Saturday, October 29, 2011

Man Convicted Of Sexually Assaulting And HOG-TYING Up 14-Year-Old Girl In Basement – Then Dumping Body In Field



A man accused of tying up a 14-year-old schoolgirl in his Ohio basement in 1967 before killing her and dumping her body was convicted Friday of murder and sentenced to life in prison.Robert Bowman, 75, took the witness stand before his sentencing to deny involvement in the killing after hearing the victim’s sister describe how Eileen Adams’ death tore her family apart.

‘I recognize the pain and suffering I’ve just heard,’ Bowman said, according to the Associated Press, but ‘I’m not responsible for that,’ he added. ‘I feel no remorse.’

Among new DNA evidence used against him, the trial featured interrogation tapes of Bowman neither denying his involvement in the girl’s death or admitting to it.
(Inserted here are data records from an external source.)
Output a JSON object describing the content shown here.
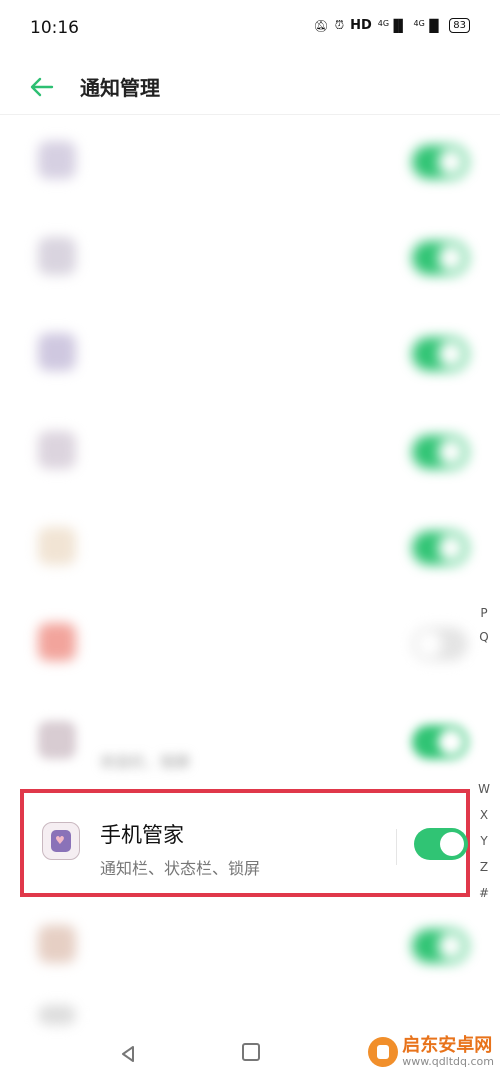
{
  "status_bar": {
    "time": "10:16",
    "hd_label": "HD",
    "signal_label": "4G",
    "signal2_label": "4G",
    "battery": "83"
  },
  "header": {
    "title": "通知管理"
  },
  "apps": [
    {
      "name": "",
      "sub": "",
      "enabled": true
    },
    {
      "name": "",
      "sub": "",
      "enabled": true
    },
    {
      "name": "",
      "sub": "",
      "enabled": true
    },
    {
      "name": "",
      "sub": "",
      "enabled": true
    },
    {
      "name": "",
      "sub": "",
      "enabled": true
    },
    {
      "name": "",
      "sub": "",
      "enabled": false
    },
    {
      "name": "",
      "sub": "状态栏、锁屏",
      "enabled": true
    },
    {
      "name": "手机管家",
      "sub": "通知栏、状态栏、锁屏",
      "enabled": true
    },
    {
      "name": "",
      "sub": "",
      "enabled": true
    }
  ],
  "index_bar": [
    "P",
    "Q",
    "W",
    "X",
    "Y",
    "Z",
    "#"
  ],
  "watermark": {
    "title": "启东安卓网",
    "url": "www.qdltdq.com"
  },
  "colors": {
    "toggle_on": "#30c474",
    "highlight": "#e0384a",
    "accent_back": "#2dbf72"
  }
}
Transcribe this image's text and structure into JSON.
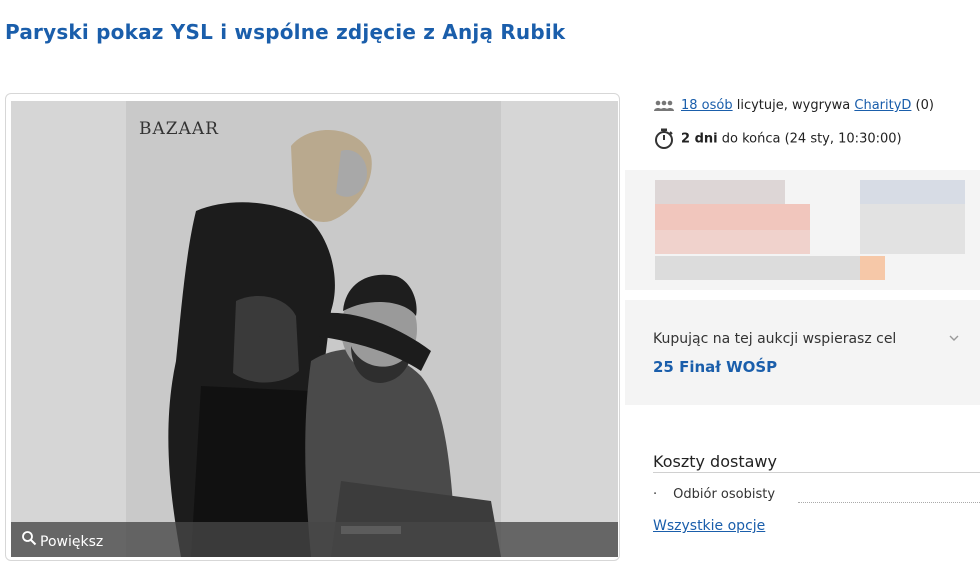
{
  "auction": {
    "title": "Paryski pokaz YSL i wspólne zdjęcie z Anją Rubik",
    "zoom_label": "Powiększ",
    "photo_caption": "BAZAAR",
    "bidders": {
      "count_link": "18 osób",
      "text_mid": " licytuje, wygrywa ",
      "winner_link": "CharityD",
      "winner_score": " (0)"
    },
    "time": {
      "bold": "2 dni",
      "rest": " do końca (24 sty, 10:30:00)"
    }
  },
  "cause": {
    "text": "Kupując na tej aukcji wspierasz cel",
    "link": "25 Finał WOŚP"
  },
  "shipping": {
    "title": "Koszty dostawy",
    "items": [
      "Odbiór osobisty"
    ],
    "all_options": "Wszystkie opcje"
  },
  "colors": {
    "link": "#1a5eab",
    "panel": "#f4f4f4"
  }
}
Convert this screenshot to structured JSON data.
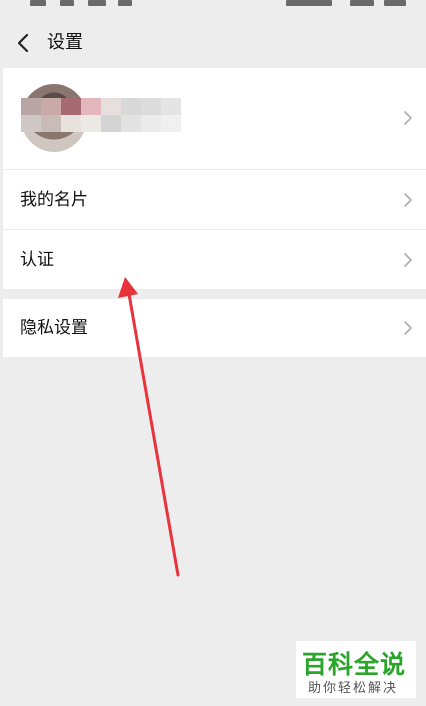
{
  "header": {
    "title": "设置",
    "back_icon": "chevron-left-icon"
  },
  "settings": {
    "profile": {
      "name_blurred": true
    },
    "items": [
      {
        "label": "我的名片"
      },
      {
        "label": "认证"
      }
    ],
    "privacy": {
      "label": "隐私设置"
    }
  },
  "watermark": {
    "main": "百科全说",
    "sub": "助你轻松解决"
  },
  "colors": {
    "background": "#ededed",
    "card": "#ffffff",
    "annotation_arrow": "#e8323c",
    "watermark_green": "#2aa52a"
  }
}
He promises to not make prosecution too easy for them.

‘All this is just a waste of time. What you want me to do is to confess to something like that which you’re not going to get. I’m not going to say anything that can be held against me. I’m just not going to make it that easy for you,’ Bowman told prosecutors on the tapes, according to WTOL-TV.

Dolls also found in his possession in the 80s featuring nails in the back of their heads, similar to how Eileen’s body was found, were also presented.

Bowman claimed they were there only to play with prosecutors.

When Eileen’s body was found it was rapped in a rug and left in a southern Michigan field after being sexually assaulted, tied up and a nail driven through the back of her head.

Her sister, Maggie Kirschman, who was eight when her sister disappeared a week before Christmas on her way home from school, said there was ‘no forgetting’ for her or their six other siblings.

Two of them, along with their parents, died in recent years, missing the final sentencing.

After hearing previous testimony by Bowman’s ex-wife against him, describing the girl found tied up ‘hanging like Jesus’ in their basement, Ms Kirschman said her family felt hopeless, with the jury not finding enough evidence for his conviction.

‘It was as if there was nothing we could do. It made us all sick,’ she said.

After stumping prosecutors with a lack of hard evidence, the case against Bowman was dismissed before a cold-case squad linked new DNA evidence to Bowman in 2008.

He was charged in the killing, however was unable to be located or known if still alive.

He was profiled on ‘America’s Most Wanted’ and police in California arrested him after he was spotted riding a bicycle.

His attorney said he had been living in the desert under a tarp.

During the earlier August trial, Margaret Bowman, one of the key witnesses against her ex-husband, offered a chilling account of discovering the girl after hearing what she thought were rats in the cellar.

She told jurors she opened a wooden door and was stunned to find a naked young girl tied-up and ‘hanging like Jesus’. Her arms were outstretched and she had tape covering her mouth.

Mrs Bowman said she knew the girl was alive because: ‘I looked in her eyes.’

‘I was horrified, I was screaming, I was shaking,’ she added. ‘I didn’t know what to think.’

She said she ran upstairs and that her husband confronted her, saying that she was getting into his business and that he now had to kill the girl.

He also threatened to kill his wife and their newborn daughter if she told anyone, she said.

Mrs Bowman said she never went in the basement again. ‘That was enough,’ she said.

That same night, she testified, Bowman made her go with him as he dumped the body just north of Toledo, across the state line in Michigan.

The defense had previously questioned the credibility of her testimony and why she waited so long to contact authorities.

Mrs Bowman said that at some point she discovered school books on a table in the kitchen. She opened one of the books and saw the name Eileen Adams written inside.

The couple moved several times, including to Las Vegas, Phoenix and Miami. Ms Bowman said she didn’t go to police until 1981, after she had saved enough money to leave her husband and return to Toledo.

That was the first time anyone connected Bowman to the killing.

Detectives tracked Bowman down to Miami, Florida in 1982. Once a successful businessman who sold high-end handbags in Neiman Marcus and Saks Fifth Avenue stores, he was living in an abandoned restaurant near Miami, wearing a tattered shirt, jeans and a scruffy beard.

Bowman’s attorney said he had become involved in an offbeat religion and given up all of his material things.

Three more decades passed until cold-case detectives took DNA samples from Bowman’s ex-wife and their daughter and compared them with DNA found on Adams’ clothing.

Bowman said that he intends to appeal Friday’s conviction.